Brain Boy was Matt Price, whose father was killed two months before he was born, in a spectacular car accident that also demolished a high-voltage power line, sending enough electricity through his pregnant mother's body to kill a dozen people. Miraculously, she and Matt both survived, and Matt grew up to be the world's most powerful telepath. He learned early on that kids who can do spooky things get beat up a lot, so he hid his power — but right after he graduated from high school, he was approached by Chris Ambers, also a strong telepath, who recruited him for an agency of the U.S. government so secret, it hid under the name "Organization of Active Anthropologists" so nobody would suspect it was engaged in international skulduggery. "Brain Boy" wasn't a superhero monicker, but just a nickname Chris gave him. Nor did he wear a flashy costume, like other superheroes — he did work undercover, posing as an anthropology student, but wore the same clothes on the job as off.
Herb Castle may have crafted an excellent story, but he was a little weak on science (for example, in a later issue he had Brain Boy observe that dinosaurs had been extinct for "almost a million years"). In this comic's lexicon, a "telepath" was one gifted not just with telepathy, i.e., the ability to exchange thoughts with others, but also with an array of psychic powers. Brain Boy could levitate objects, including himself, giving him the ability to fly; and he could force people to act against their will, or even change their emotional states. But he used a lot of mental energy in doing so and sometimes got very tired — especially when dealing with another powerful telepath, such as his arch-enemy, Ricorta, a South American would-be dictator whom he clashed with no less than three times during his brief run.

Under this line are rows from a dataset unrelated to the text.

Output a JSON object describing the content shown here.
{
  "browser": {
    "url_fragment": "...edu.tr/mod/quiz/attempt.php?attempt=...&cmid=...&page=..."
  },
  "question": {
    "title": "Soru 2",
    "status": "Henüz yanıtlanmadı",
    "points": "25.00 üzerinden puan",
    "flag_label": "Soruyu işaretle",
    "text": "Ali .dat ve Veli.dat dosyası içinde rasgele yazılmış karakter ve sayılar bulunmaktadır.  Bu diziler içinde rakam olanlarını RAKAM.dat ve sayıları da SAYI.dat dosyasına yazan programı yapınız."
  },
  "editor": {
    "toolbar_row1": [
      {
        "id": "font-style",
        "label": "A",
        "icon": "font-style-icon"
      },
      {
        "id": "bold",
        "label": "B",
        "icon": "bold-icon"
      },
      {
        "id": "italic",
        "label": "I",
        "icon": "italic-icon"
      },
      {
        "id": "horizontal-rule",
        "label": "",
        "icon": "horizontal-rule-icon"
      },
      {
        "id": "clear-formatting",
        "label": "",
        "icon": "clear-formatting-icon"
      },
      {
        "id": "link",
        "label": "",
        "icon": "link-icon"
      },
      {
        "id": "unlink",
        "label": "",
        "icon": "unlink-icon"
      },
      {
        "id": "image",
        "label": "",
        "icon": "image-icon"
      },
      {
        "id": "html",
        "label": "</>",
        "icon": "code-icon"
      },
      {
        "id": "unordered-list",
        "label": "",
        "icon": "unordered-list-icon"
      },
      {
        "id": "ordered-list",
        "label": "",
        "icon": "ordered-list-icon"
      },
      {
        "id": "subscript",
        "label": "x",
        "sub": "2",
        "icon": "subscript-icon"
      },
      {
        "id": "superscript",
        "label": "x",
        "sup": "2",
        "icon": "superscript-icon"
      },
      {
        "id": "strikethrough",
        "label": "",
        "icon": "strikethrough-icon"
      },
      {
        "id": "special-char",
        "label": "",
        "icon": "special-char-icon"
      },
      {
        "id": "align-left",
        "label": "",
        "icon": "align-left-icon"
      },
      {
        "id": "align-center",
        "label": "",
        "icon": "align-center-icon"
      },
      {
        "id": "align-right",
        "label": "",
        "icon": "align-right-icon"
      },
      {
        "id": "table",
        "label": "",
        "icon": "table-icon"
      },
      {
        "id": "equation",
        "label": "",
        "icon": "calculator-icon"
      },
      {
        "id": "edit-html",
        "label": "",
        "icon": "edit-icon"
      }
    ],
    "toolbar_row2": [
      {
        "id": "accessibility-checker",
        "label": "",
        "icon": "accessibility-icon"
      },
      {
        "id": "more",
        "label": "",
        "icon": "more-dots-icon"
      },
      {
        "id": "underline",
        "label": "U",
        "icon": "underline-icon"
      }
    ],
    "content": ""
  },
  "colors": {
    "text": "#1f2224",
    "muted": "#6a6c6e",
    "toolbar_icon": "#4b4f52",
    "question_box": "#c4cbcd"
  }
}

In a comic book environment increasingly rife with more flamboyant superheroes (DC Comics already had The Flash and The Justice League of America; Marvel had The Fantastic Four; and even Archie Comics had The Fly), Brain Boy, with his eschewal of such common trappings as costume and secret identity, failed to find an audience. The sixth issue (September-November, 1963) was the last, and Brain Boy was never seen again.